Ludovico Comito

I am writing this blog post while on my way home from my first protein-design themed hackathon. Three days ago, when I first arrived in Zurich, I had no idea how it would turn out: as an ML person, I had general knowledge of protein design models but had never put it into practice on a real problem. Our team was a mix of CS and biology people, but none of us worked specifically in protein design.

We still got to design the best binding protein on a real-world cancer problem.

Besides sharing the technical details of the solution, I wanted to write this as a logbook on how to approach protein hackathons, and to make ML people less scared of this kind of domain.

Problem and reasoning

In these hackathons, the structure is pretty clear: you are given a target protein and some constraints, and the goal is to design a novel protein that binds best to that target while respecting the desired specifications.

In our case the target protein was FGFR2, and we had to design an inhibitor binder for it, with the additional specification that our binder should not bind to FGFR1, another very similar protein. Before describing what those proteins are and what we wanted to do, the first lesson for the ML person is this: be prepared to deal with acronyms. The protein world is full of them.

FGFR2 is a receptor found on the surface of cells. Its normal role is to receive signals from molecules called fibroblast growth factors, such as FGF1. When FGF1 binds to FGFR2, the receptor becomes active and sends signals inside the cell. These signals can tell the cell to grow, divide, or survive. That is useful in normal biology, but it becomes a problem when FGFR2 is mutated or overactive. In some cancers, FGFR2 signaling is too strong or constantly active, which can help tumor cells keep growing.

For this reason, FGFR2 is an interesting therapeutic target: if we can block its activation, we may reduce a cancer-promoting signal.

The 1DJS FGFR2 region that binds to FGF — 1DJS, the portion of FGFR2 that binds to FGF.

The goal of our designed binder is to interfere with the normal interaction between FGFR2 and FGF1. In other words, the binder should occupy or block the region where the natural ligand would bind, making FGFR2 less likely to become activated.

This brings an important challenge: selectivity.
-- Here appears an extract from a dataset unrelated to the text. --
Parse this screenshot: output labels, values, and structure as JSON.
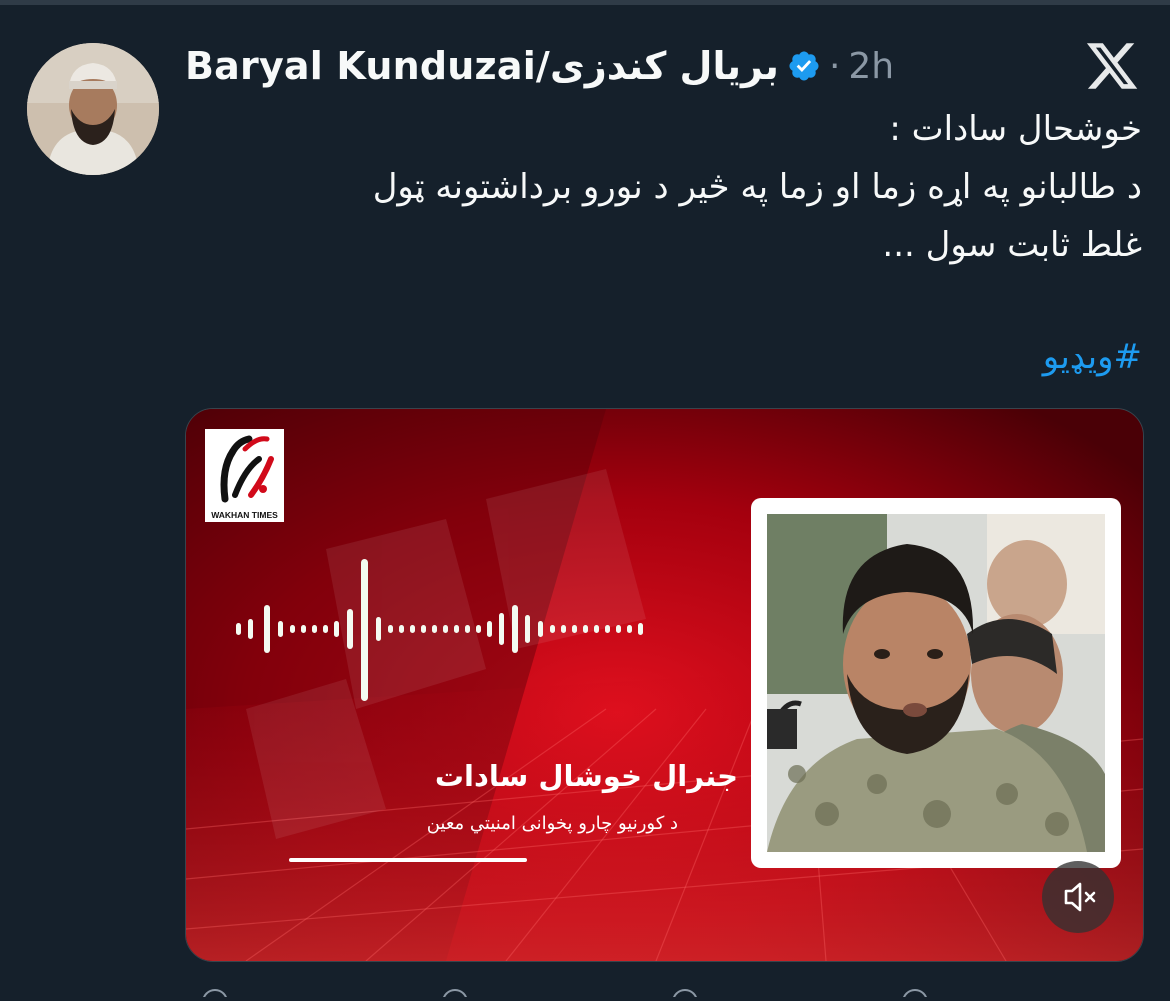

FGFR2 is part of a family of very similar receptors. FGFR1, in particular, has a structure very close to FGFR2. If we design a binder that only "likes" FGFR2 in a generic way, it may also bind FGFR1. That would be a problem, because FGFR1 has its own normal roles in the body, and blocking it could cause unwanted side effects.

In the structural overlay below, FGFR2 is green and FGFR1 is gray. They share substantial structural similarity, which means the binder choice has to be specific rather than merely sticky.

Structural overlay of FGFR2 and FGFR1 — FGFR2 and FGFR1 overlap substantially, making selectivity a central design constraint.

Let us now put it on the quantitative side for ML. When designing a binder, we can use a number of affinity measures to estimate how well it binds to the target protein. The chosen metric for this hackathon was iPSAE, a confidence score for protein-protein binding. Our goal was to maximize iPSAE between our designed binder and FGFR2, while minimizing the same score with respect to FGFR1. This is commonly called minimizing the off-target binding.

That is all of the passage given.